Return to the Center (Bede Griffiths)

A Poor Man’s Aurobindo

[My 3-star Amazon review (NDA) of “Return to the Center” by Bede Griffiths.]

Bede Griffiths (1906-1993) was a British-born Benedictine monk who lived in ashrams in South India and became a noted yogi. A fan of my reviews suggested that I read him, and so I got a copy of “Return to the Center,” because I thought it would be about meditation. The book had little information about meditation, but some interesting, though flawed, insights into spiritual life and related subjects.

Even though Griffiths was a Benedictine monk, but doesn’t grok the three sacred vows of a Christian – obedience, poverty, and chastity. He writes:

“How then to understand obedience? Poverty is detachment from the world, chastity is detachment from the flesh, and obedience is detachment from the self. This is the most radical detachment of all. The self is the principle of reason and responsibility in us, it is the root of freedom, it is what makes us men.”

As I have written, obedience is a synonym for Communion (presence + oneness). We are disobedient because we sin (miss the mark) by ignoring or avoiding a connection to the Spirit. Obedience is to atone for our sin by reassuming the “asana” of at-one-ment with the Divine. Poverty is a synonym for letting go or self-emptying. It naturally follows obedience, because once we connect to the Spirit (which is both Presence and Power), we then must empty ourselves in order to receive the Benediction, the down-poured Spirit, Light-Energy from above. Chastity is allowing the pure (or white, or clear) Light-Energy (or Grace) to en-Light-en, or “save” us. 

Griffiths is not a fan of modern civilization. He opines:

“Science is the lowest form of human knowledge. Theology is above philosophy, because it is open to the wall of transcendent reality, but its methods are still those of science and philosophy.”

In contradistinction to Griffiths, I say that science is hardly the lowest form of human knowledge and that most theology is below philosophy and does not use the methods of objective philosophy and science.

Griffiths is also not particularly astute regarding social issues. He writes:

“The negro will remain a perpetual challenge to white civilization until the wisdom which he possesses, the intuitive wisdom of primeval man, has been recognized.”

I hardly think his view regarding blacks is the right one.

Despite his flaws, Griffiths is an inspiring writer who hits the nail on the head a number of times in this book. Here is an example:

“The creature is a limited, finite being in which the infinite being of God is reflected.

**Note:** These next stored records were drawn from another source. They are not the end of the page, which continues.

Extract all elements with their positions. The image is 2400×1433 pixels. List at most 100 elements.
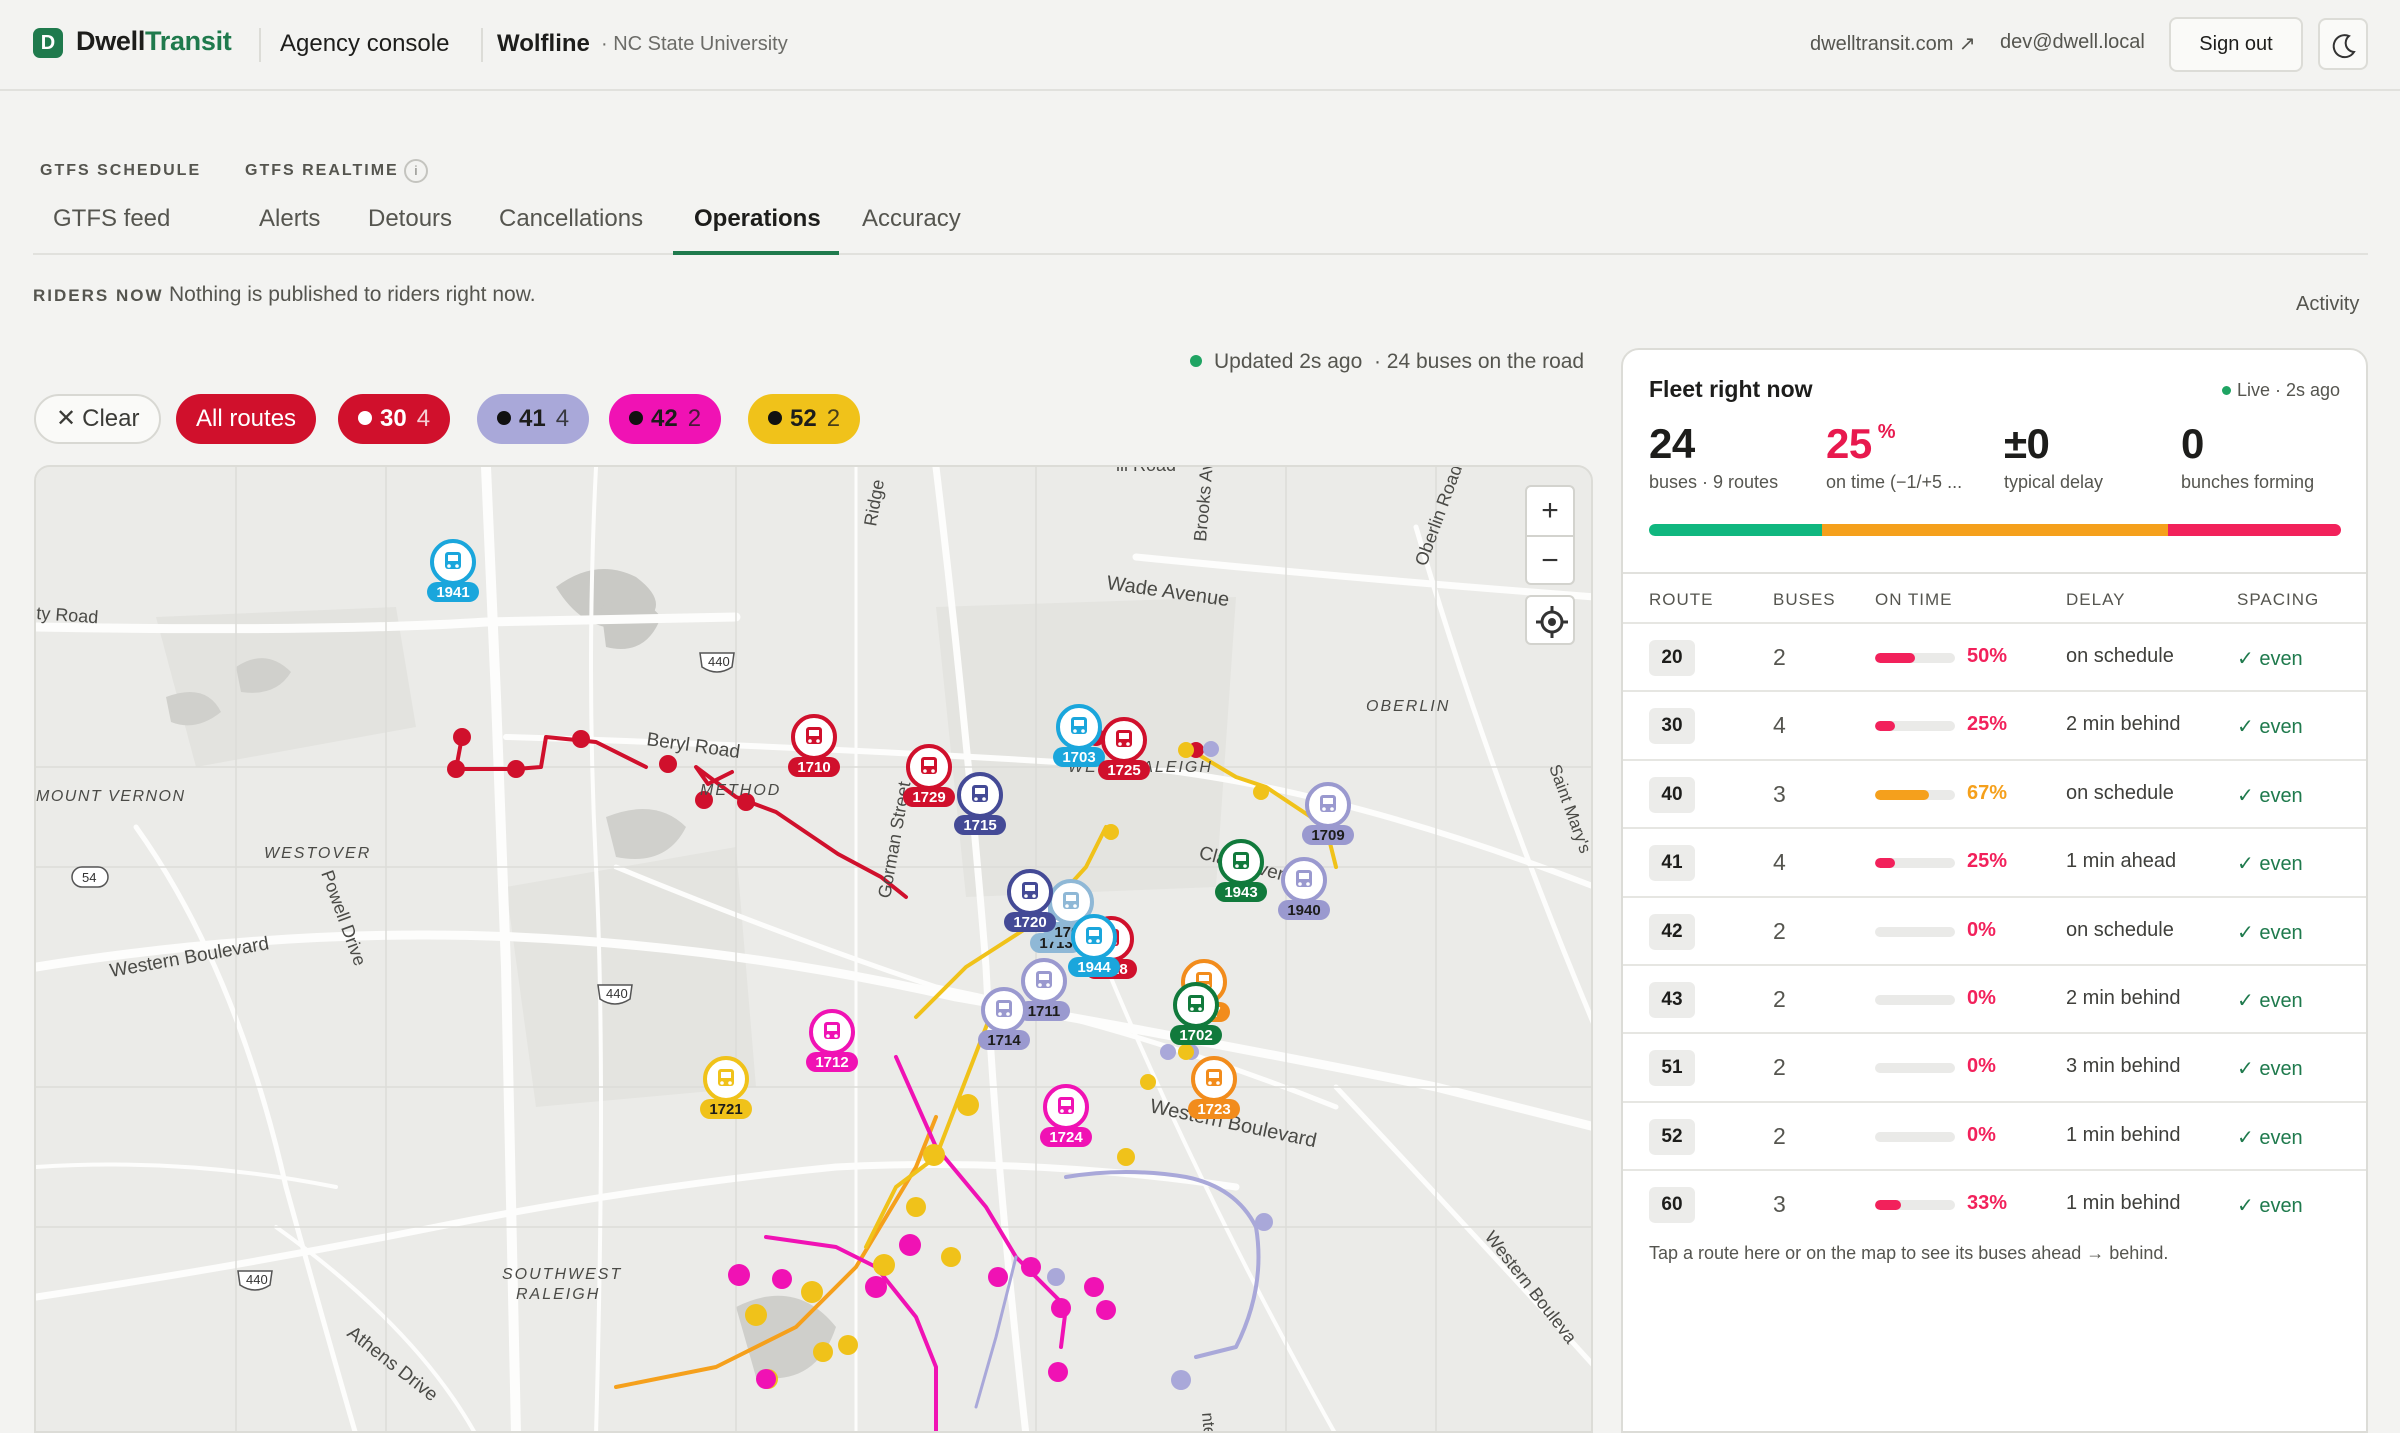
route-bus-count: 4 (1773, 849, 1786, 876)
on-time-percent: 0% (1967, 1055, 1996, 1078)
kpi-label: bunches forming (2181, 472, 2315, 492)
bus-icon (1058, 1097, 1074, 1114)
route-delay: 3 min behind (2066, 1055, 2181, 1078)
tab-gtfs-feed[interactable]: GTFS feed (53, 205, 170, 233)
bus-marker[interactable]: 1715 (954, 772, 1006, 835)
bus-marker[interactable]: 1724 (1040, 1084, 1092, 1147)
zoom-in-button[interactable]: + (1527, 487, 1573, 535)
bus-marker[interactable]: 1712 (806, 1009, 858, 1072)
map-label-mount-vernon: MOUNT VERNON (36, 788, 186, 805)
route-bus-count: 2 (1773, 986, 1786, 1012)
kpi-bunches: 0 bunches forming (2181, 420, 2314, 493)
map-canvas[interactable]: Wade Avenue Oberlin Road OBERLIN Brooks … (36, 467, 1593, 1433)
bus-id-label: 1702 (1179, 1027, 1212, 1044)
bus-marker[interactable]: 1729 (903, 744, 955, 807)
bus-marker[interactable]: 1723 (1188, 1056, 1240, 1119)
route-bus-count: 2 (1773, 644, 1786, 670)
bus-marker[interactable]: 1710 (788, 714, 840, 777)
bus-marker[interactable]: 1944 (1068, 914, 1120, 977)
kpi-value: 24 (1649, 420, 1695, 467)
bus-icon (1063, 892, 1079, 909)
route-row[interactable]: 52 2 0% 1 min behind ✓ even (1623, 1100, 2366, 1169)
brand-logo-icon[interactable]: D (33, 28, 63, 58)
on-time-percent: 25% (1967, 713, 2008, 736)
route-spacing: ✓ even (2237, 648, 2303, 670)
route-spacing: ✓ even (2237, 716, 2303, 739)
shield-440: 440 (597, 984, 633, 1005)
locate-icon (1536, 606, 1568, 638)
tab-cancellations[interactable]: Cancellations (499, 205, 643, 233)
chip-route: 52 (790, 405, 817, 432)
bus-marker[interactable]: 1714 (978, 987, 1030, 1050)
route-chip-42[interactable]: 42 2 (609, 394, 722, 444)
svg-text:440: 440 (708, 654, 730, 669)
on-time-track (1875, 789, 1955, 800)
on-time-track (1875, 1063, 1955, 1074)
bus-marker[interactable]: 1941 (427, 539, 479, 602)
bus-icon (1320, 795, 1336, 812)
bus-marker[interactable]: 1943 (1215, 839, 1267, 902)
agency-name[interactable]: Wolfline (497, 30, 590, 58)
route-row[interactable]: 20 2 50% on schedule ✓ even (1623, 622, 2366, 690)
route-delay: on schedule (2066, 918, 2174, 941)
bus-icon (1086, 927, 1102, 944)
bus-icon (1116, 730, 1132, 747)
zoom-out-button[interactable]: − (1527, 537, 1573, 585)
fleet-footnote: Tap a route here or on the map to see it… (1649, 1243, 2169, 1263)
bus-id-label: 1712 (815, 1054, 848, 1071)
clear-filter-button[interactable]: ✕ Clear (34, 394, 162, 444)
bus-id-label: 1724 (1049, 1129, 1083, 1146)
chip-route: 41 (519, 405, 546, 432)
route-delay: on schedule (2066, 645, 2174, 667)
fleet-live-text: Live · 2s ago (2236, 380, 2340, 400)
top-bar: D DwellTransit Agency console Wolfline ·… (0, 0, 2400, 91)
bus-marker[interactable]: 1725 (1098, 717, 1150, 780)
sign-out-button[interactable]: Sign out (2169, 17, 2303, 72)
route-row[interactable]: 51 2 0% 3 min behind ✓ even (1623, 1032, 2366, 1100)
tab-alerts[interactable]: Alerts (259, 205, 320, 233)
info-icon[interactable]: i (404, 159, 428, 183)
column-header-spacing: SPACING (2237, 590, 2320, 609)
route-chip-30[interactable]: 30 4 (338, 394, 451, 444)
locate-button[interactable] (1525, 595, 1575, 645)
brand-name[interactable]: DwellTransit (76, 26, 232, 57)
bus-icon (996, 1000, 1012, 1017)
bus-marker[interactable]: 1702 (1170, 982, 1222, 1045)
bus-id-label: 1943 (1224, 884, 1257, 901)
updated-text: Updated 2s ago (1214, 350, 1363, 373)
live-map[interactable]: Wade Avenue Oberlin Road OBERLIN Brooks … (34, 465, 1593, 1433)
route-row[interactable]: 42 2 0% on schedule ✓ even (1623, 895, 2366, 964)
bus-id-label: 1720 (1013, 914, 1046, 931)
bus-id-label: 1710 (797, 759, 830, 776)
route-delay: 2 min behind (2066, 713, 2181, 736)
route-row[interactable]: 60 3 33% 1 min behind ✓ even (1623, 1169, 2366, 1237)
bus-marker[interactable]: 1940 (1278, 857, 1330, 920)
bus-marker[interactable]: 1720 (1004, 869, 1056, 932)
bus-icon (972, 785, 988, 802)
bus-marker[interactable]: 1709 (1302, 782, 1354, 845)
map-label-hill-road: ill Road (1116, 467, 1176, 475)
route-row[interactable]: 40 3 67% on schedule ✓ even (1623, 758, 2366, 827)
all-routes-chip[interactable]: All routes (176, 394, 317, 444)
route-badge: 51 (1649, 1050, 1695, 1087)
bus-id-label: 1941 (436, 584, 469, 601)
route-chip-52[interactable]: 52 2 (748, 394, 861, 444)
theme-toggle-button[interactable] (2318, 18, 2368, 70)
tab-operations[interactable]: Operations (694, 205, 821, 233)
bus-marker[interactable]: 1703 (1053, 704, 1105, 767)
route-row[interactable]: 41 4 25% 1 min ahead ✓ even (1623, 827, 2366, 895)
tab-detours[interactable]: Detours (368, 205, 452, 233)
kpi-on-time: 25% on time (−1/+5 ... (1826, 420, 1962, 493)
group-label-realtime: GTFS REALTIME (245, 162, 399, 179)
route-chip-41[interactable]: 41 4 (477, 394, 590, 444)
map-label-oberlin: OBERLIN (1366, 698, 1450, 715)
site-link[interactable]: dwelltransit.com ↗ (1810, 31, 1976, 56)
chip-count: 4 (555, 405, 570, 432)
bus-marker[interactable]: 1721 (700, 1056, 752, 1119)
kpi-buses: 24 buses · 9 routes (1649, 420, 1778, 493)
route-row[interactable]: 30 4 25% 2 min behind ✓ even (1623, 690, 2366, 758)
activity-link[interactable]: Activity (2296, 293, 2359, 316)
tab-accuracy[interactable]: Accuracy (862, 205, 961, 233)
route-badge: 60 (1649, 1187, 1695, 1224)
route-row[interactable]: 43 2 0% 2 min behind ✓ even (1623, 964, 2366, 1032)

It is though the one divine light were received into each of these ‘capacities,’ each reflecting it in its own waynand breaking it up into innumerable colors, each a reflection of the one light. The one Word reflects itself in each of these energies, giving to to each its own proper being, but remaining unchanged in itself. The Spirit – the divine Shakti – fills each of these capacities with its infinite energy and pervades the whole creation to the furthest reaches of matter – yet its energy remains ever the same. ‘This [the divine Being] is full; that [the creation] is full; take the full [the creation] from the full [the divine] and the full remains.’”

Griffiths, who astutely equates the divine Sat-Cit-Ananada with the Holy Trinity, has great admiration for the iconic Sri Aurobindo. Regarding Auribindo, he writes:

“In Sri Aurobindo the values of being and becoming, of spirit and matter, of the One and the many, of the eternal and the temporal, of  the universal and the individual, of the personal God and the absolute Godhead are intehrated in a vision of the whole, which has never been surpassed in depth and comprehensiveness.”

Given Griffiths’ great admiration for Aurobindo, it is no coincidence that his writings are a reasonable facsimile of the renowned sage’s. Hence, if you resonate with Aurobindo, you will likely find Griffiths an amenable read.